En 2013, un joven periodista de 24 años se encontró ante una de las tareas más desafiantes de su carrera: editar a Rex Reed, un crítico de cine conocido por su estilo mordaz y polémico. Reed, quien falleció recientemente a los 87 años, había sido una figura destacada en el periodismo, con una carrera que abarcó décadas y una reputación que le precedía. Su trabajo había dejado una huella en el mundo del periodismo cultural, con perfiles memorables de personalidades como Ava Gardner y Tennessee Williams.

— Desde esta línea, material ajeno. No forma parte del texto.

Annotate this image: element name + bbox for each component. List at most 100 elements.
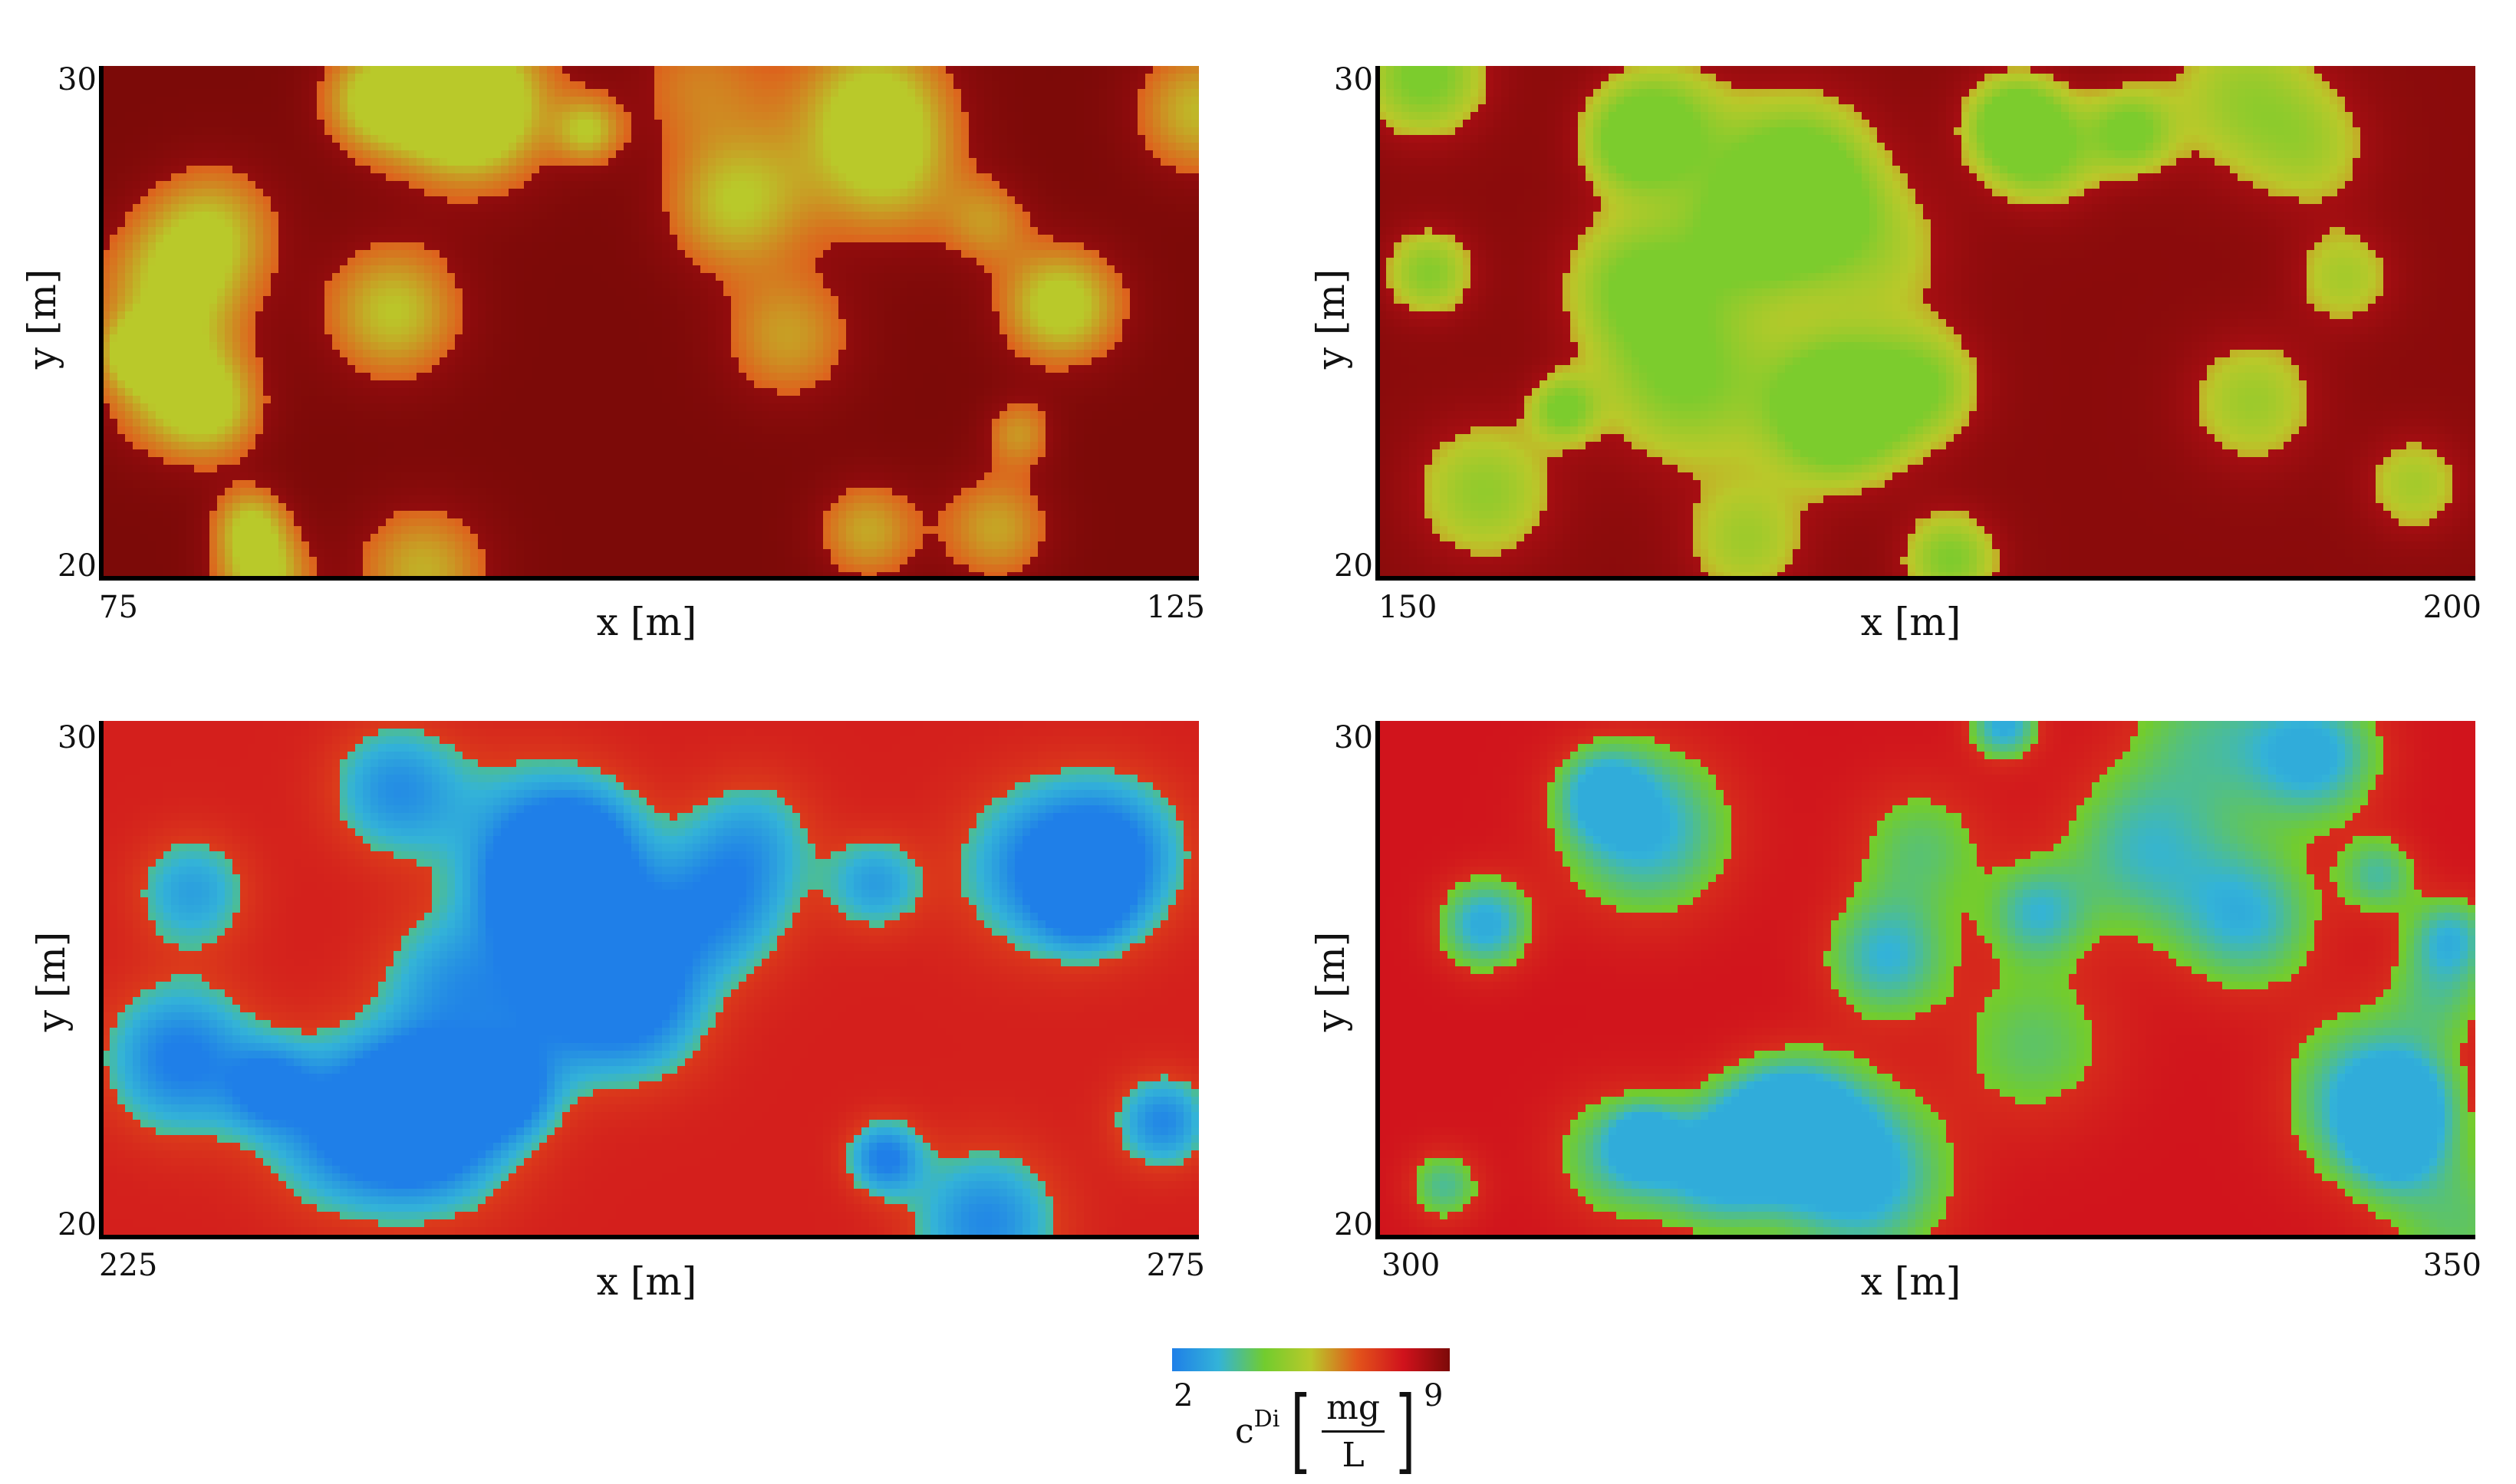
field-cell — [992, 327, 1000, 335]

Desde sus inicios, el joven editor experimentó una mezcla de temor y entusiasmo al asumir la responsabilidad de revisarlo, especialmente considerando la controversia que había rodeado a Reed poco antes, cuando un comentario despectivo sobre la actriz Melissa McCarthy había provocado una amplia reacción negativa. A medida que el nuevo editor se adentraba en el trabajo, se dio cuenta de que su tarea no solo implicaba manejar la ferocidad de un escritor icónico, sino también actuar como un lector sensible, eliminando el lenguaje potencialmente ofensivo de sus críticas semanales.
Con cada nueva revisión, el editor fue testigo de la frustración creciente de Reed con lo que consideraba una calidad degradante en el cine contemporáneo. Sus correos, cargados de un lirismo melancólico, revelaban un crítico desilusionado, ansioso por encontrar algo que valiera la pena resaltar entre lo que él describía como una avalancha de películas mediocres. “Hay una verdadera escasez de algo decente para escribir,” decía en uno de esos correos, reflejando su desencanto con la industria.
Las críticas de Reed, a menudo intensas y personales, eran una mezcla de admiración por el arte y exasperación por su deterioro. En ocasiones, el editor se vio obligado a suavizar sus críticas, sin que Reed se percatara del cambio. “El cortar alguna de sus frases es una práctica necesaria, aunque él pudiera considerarlo como un atentado,” confesó el joven periodista.
A lo largo de tres años de colaboración, las interacciones entre Reed y este nuevo editor fueron esenciales para desentrañar la complejidad de un hombre que vivía atrapado entre la nostalgia de un Hollywood pasado y la realidad de una industria en constante evolución. La relación se edificó no solo a través de correos electrónicos, sino también a través de encuentros en restaurantes emblemáticos de Nueva York, donde Reed compartía anécdotas de su vida y su carrera, impregnadas de un encanto que contrarrestaba su reputación como un crítico implacable.
La última reunión tuvo lugar cerca de Navidad en 2023, cuando un Reed con problemas de salud continuaba con su humor característico, recordando momentos pasados con figuras con las que había trabajado. Sin embargo, en esas conversaciones, siempre había un atisbo de preocupación; su visión del mundo estaba marcada por una actitud pesimista hacia el futuro, lo que contrastaba con la vitalidad que aún mantenía en su escritura.
La figura de Rex Reed, ese crítico que había hecho vibrar los corazones de muchos con su pluma afilada, nos deja una lección sobre la importancia de la crítica y la preservación de la historia en un mundo donde el arte y la cultura parecen en una constante modificación. En un tiempo donde la plataforma digital se impone, su legado sigue siendo un recordatorio de que la verdad y la honestidad en la crítica son más necesarias que nunca.